How do construct an xpath to select items that do not contain a string



How do I use something similar to the example below, but with the opposite result, i.e items that do not contain (default) in the text.

     <item>Some text (default)</item>
     <item>Some more text</item>
     <item>Even more text</item>

Given this

//test/item[contains(text(), '(default)')]

would return the first item. Is there a not operator that I can use with contains?

1 Answers

Yes, there is:

//test/item[not(contains(text(), '(default)'))]

Hint: not() is a function in XPath instead of an operator.

An alternative, possibly better way to express this is:

//test/item[not(text()[contains(., '(default)')])]

There is a subtle but important difference between the two expressions (let's call them A and B, respectively).

Simple case: If all <item> only have a single text node child, both A and B behave the same.

Complex case: If <item> can have multiple text node children, expression A only matches when '(default)' occurs in the first of them.

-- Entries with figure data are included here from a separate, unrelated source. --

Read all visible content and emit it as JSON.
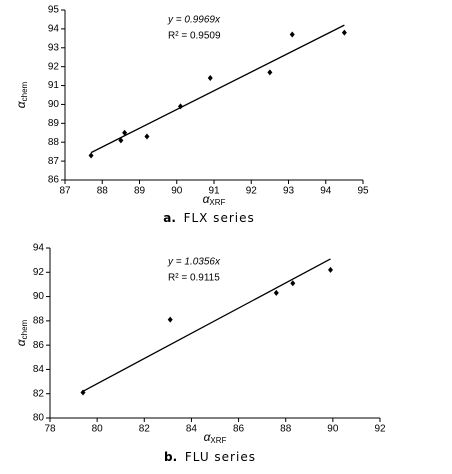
{
  "chart_data": [
    {
      "type": "scatter",
      "x": [
        87.7,
        88.5,
        88.6,
        89.2,
        90.1,
        90.9,
        92.5,
        93.1,
        94.5
      ],
      "values": [
        87.3,
        88.1,
        88.5,
        88.3,
        89.9,
        91.4,
        91.7,
        93.7,
        93.8
      ],
      "color": "#000000",
      "trendline": {
        "x": [
          87.7,
          94.5
        ],
        "values": [
          87.45,
          94.2
        ]
      },
      "equation": "y = 0.9969x",
      "r_squared": "R² = 0.9509",
      "x_label": "α",
      "x_label_sub": "XRF",
      "y_label": "α",
      "y_label_sub": "chem",
      "caption_label": "a.",
      "caption": "FLX series",
      "xlim": [
        87,
        95
      ],
      "xticks": [
        87,
        88,
        89,
        90,
        91,
        92,
        93,
        94,
        95
      ],
      "ylim": [
        86,
        95
      ],
      "yticks": [
        86,
        87,
        88,
        89,
        90,
        91,
        92,
        93,
        94,
        95
      ]
    },
    {
      "type": "scatter",
      "x": [
        79.4,
        83.1,
        87.6,
        88.3,
        89.9
      ],
      "values": [
        82.1,
        88.1,
        90.3,
        91.1,
        92.2
      ],
      "color": "#000000",
      "trendline": {
        "x": [
          79.4,
          89.9
        ],
        "values": [
          82.2,
          93.1
        ]
      },
      "equation": "y = 1.0356x",
      "r_squared": "R² = 0.9115",
      "x_label": "α",
      "x_label_sub": "XRF",
      "y_label": "α",
      "y_label_sub": "chem",
      "caption_label": "b.",
      "caption": "FLU series",
      "xlim": [
        78,
        92
      ],
      "xticks": [
        78,
        80,
        82,
        84,
        86,
        88,
        90,
        92
      ],
      "ylim": [
        80,
        94
      ],
      "yticks": [
        80,
        82,
        84,
        86,
        88,
        90,
        92,
        94
      ]
    }
  ]
}
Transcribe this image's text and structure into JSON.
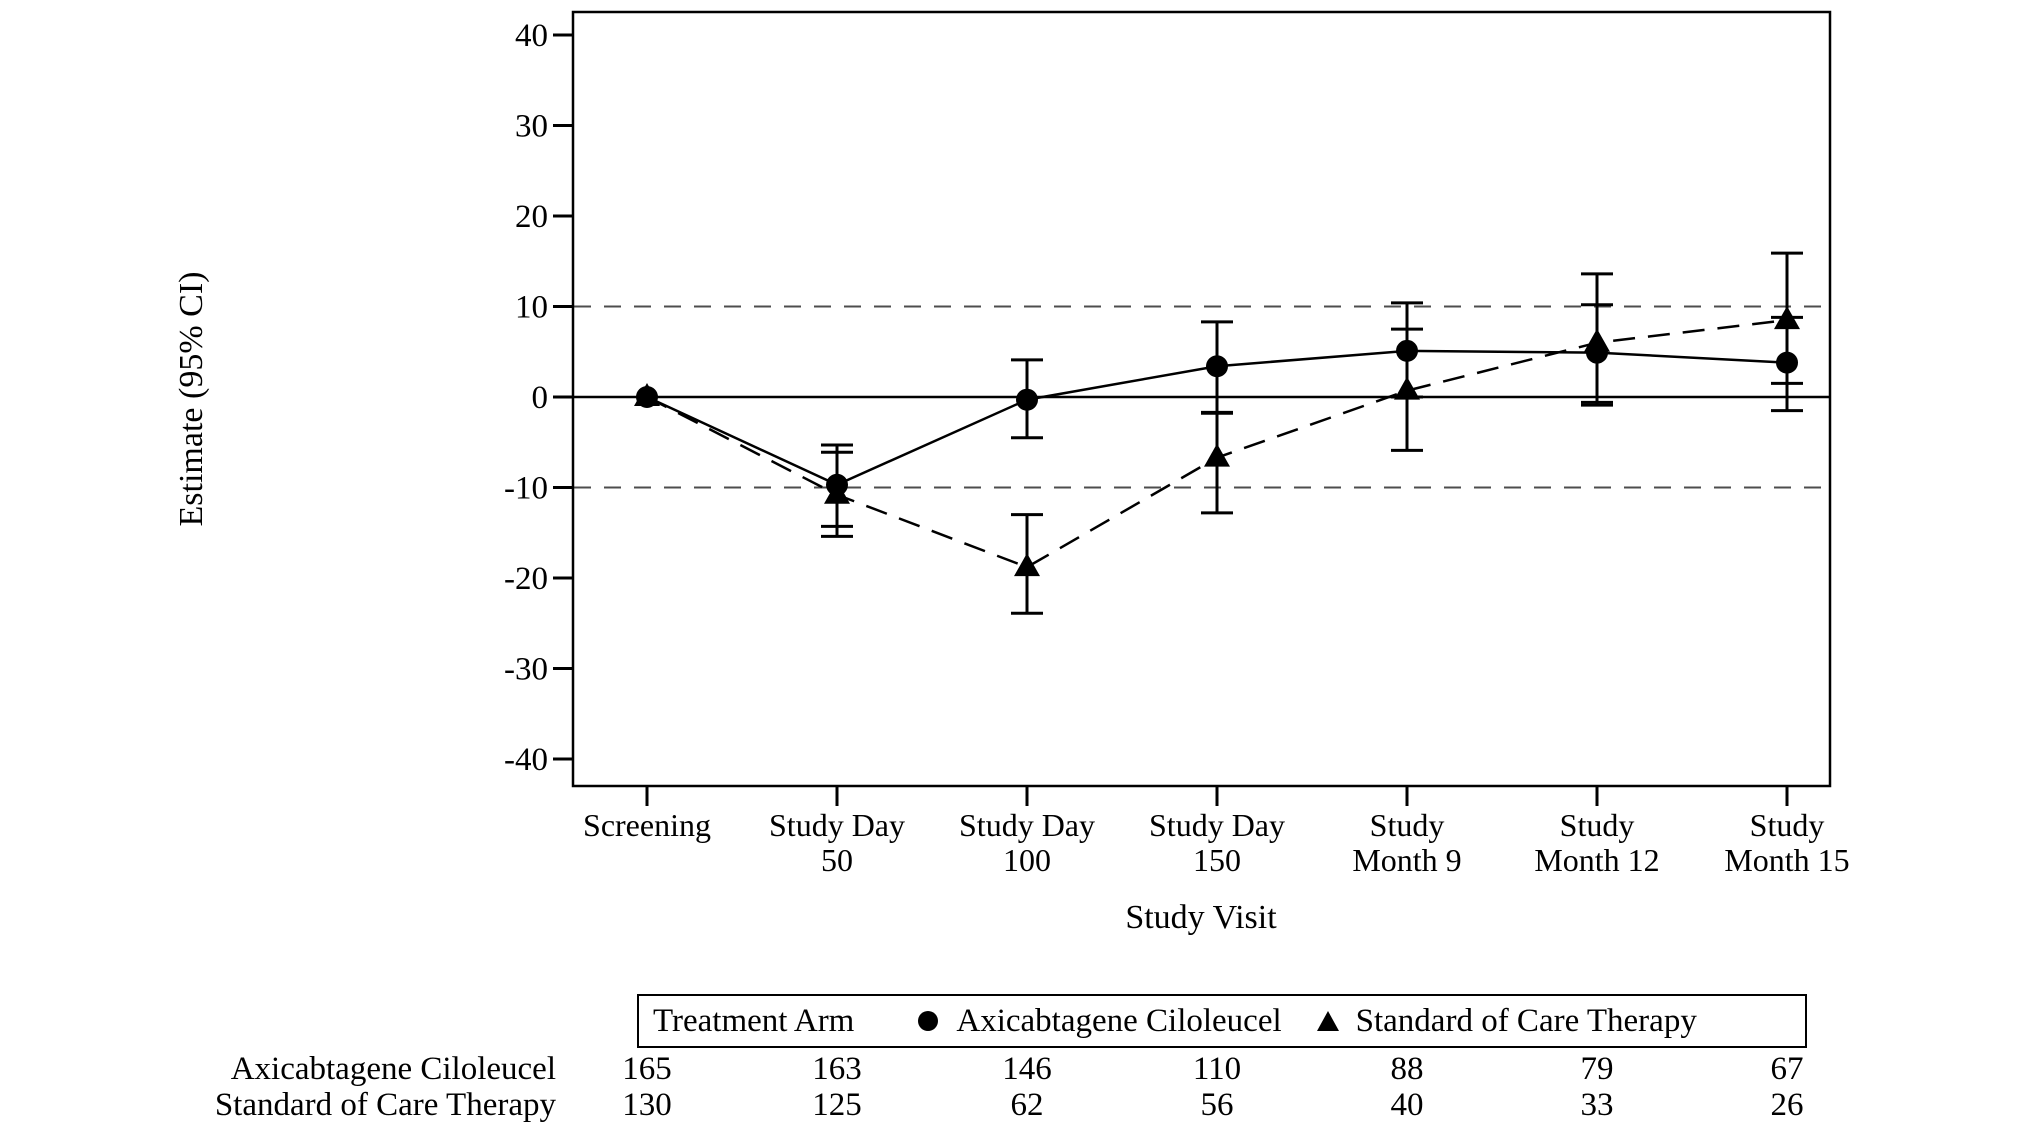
{
  "chart_data": {
    "type": "line",
    "title": "",
    "ylabel": "Estimate (95% CI)",
    "xlabel": "Study Visit",
    "ylim": [
      -40,
      40
    ],
    "yticks": [
      40,
      30,
      20,
      10,
      0,
      -10,
      -20,
      -30,
      -40
    ],
    "grid": false,
    "categories": [
      [
        "Screening"
      ],
      [
        "Study Day",
        "50"
      ],
      [
        "Study Day",
        "100"
      ],
      [
        "Study Day",
        "150"
      ],
      [
        "Study",
        "Month 9"
      ],
      [
        "Study",
        "Month 12"
      ],
      [
        "Study",
        "Month 15"
      ]
    ],
    "reference_lines": [
      {
        "y": 10,
        "style": "dashed"
      },
      {
        "y": 0,
        "style": "solid"
      },
      {
        "y": -10,
        "style": "dashed"
      }
    ],
    "legend": {
      "title": "Treatment Arm",
      "position": "bottom"
    },
    "series": [
      {
        "name": "Axicabtagene Ciloleucel",
        "marker": "circle",
        "line": "solid",
        "estimates": [
          0,
          -9.7,
          -0.3,
          3.4,
          5.1,
          4.9,
          3.8
        ],
        "ci_lower": [
          null,
          -14.3,
          -4.5,
          -1.8,
          0.0,
          -0.9,
          -1.5
        ],
        "ci_upper": [
          null,
          -5.3,
          4.1,
          8.3,
          10.4,
          10.2,
          8.8
        ]
      },
      {
        "name": "Standard of Care Therapy",
        "marker": "triangle",
        "line": "dashed",
        "estimates": [
          0,
          -10.8,
          -18.8,
          -6.7,
          0.7,
          6.0,
          8.5
        ],
        "ci_lower": [
          null,
          -15.4,
          -23.9,
          -12.8,
          -5.9,
          -0.6,
          1.5
        ],
        "ci_upper": [
          null,
          -6.1,
          -13.0,
          -1.7,
          7.5,
          13.6,
          15.9
        ]
      }
    ],
    "at_risk_table": {
      "rows": [
        {
          "label": "Axicabtagene Ciloleucel",
          "values": [
            165,
            163,
            146,
            110,
            88,
            79,
            67
          ]
        },
        {
          "label": "Standard of Care Therapy",
          "values": [
            130,
            125,
            62,
            56,
            40,
            33,
            26
          ]
        }
      ]
    },
    "colors": {
      "foreground": "#000000",
      "reference_line": "#4d4d4d",
      "background": "#ffffff"
    }
  }
}
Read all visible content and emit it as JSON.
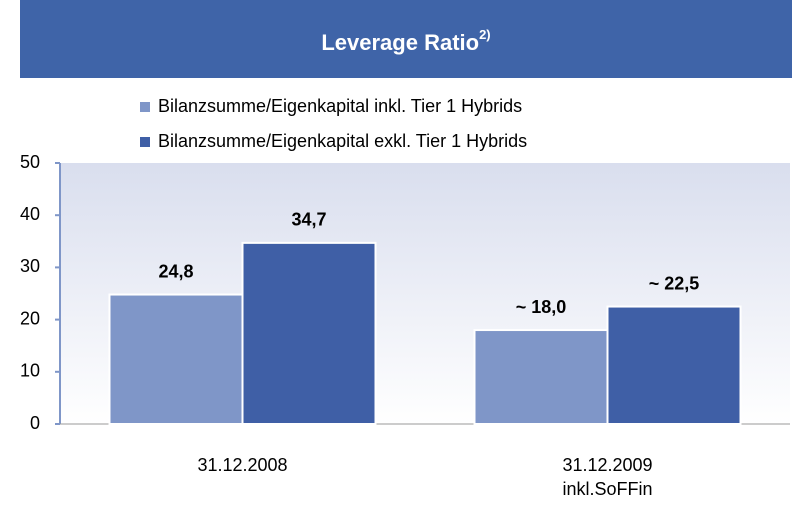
{
  "chart_data": {
    "type": "bar",
    "title": "Leverage Ratio",
    "title_superscript": "2)",
    "categories": [
      [
        "31.12.2008"
      ],
      [
        "31.12.2009",
        "inkl.SoFFin"
      ]
    ],
    "series": [
      {
        "name": "Bilanzsumme/Eigenkapital inkl. Tier 1 Hybrids",
        "color": "#7f96c8",
        "values": [
          24.8,
          18.0
        ],
        "value_labels": [
          "24,8",
          "~ 18,0"
        ]
      },
      {
        "name": "Bilanzsumme/Eigenkapital exkl. Tier 1 Hybrids",
        "color": "#3f5fa6",
        "values": [
          34.7,
          22.5
        ],
        "value_labels": [
          "34,7",
          "~ 22,5"
        ]
      }
    ],
    "ylim": [
      0,
      50
    ],
    "yticks": [
      0,
      10,
      20,
      30,
      40,
      50
    ]
  }
}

This is because text() matches all text node children and produces a node-set. So far no surprise. Now, contains() accepts a node-set as its first argument, but it needs to convert it to string to do its job. And conversion from node-set to string only produces the string value of the first node in the set, all other nodes are disregarded (try string(//item) to see what I mean). In the simple case this exactly what happens as well, but the result is not as surprising.

Expression B deals with this by explicitly checking every text node individually instead of only checking the string value of the whole <item> element. It's therefore the more robust of the two.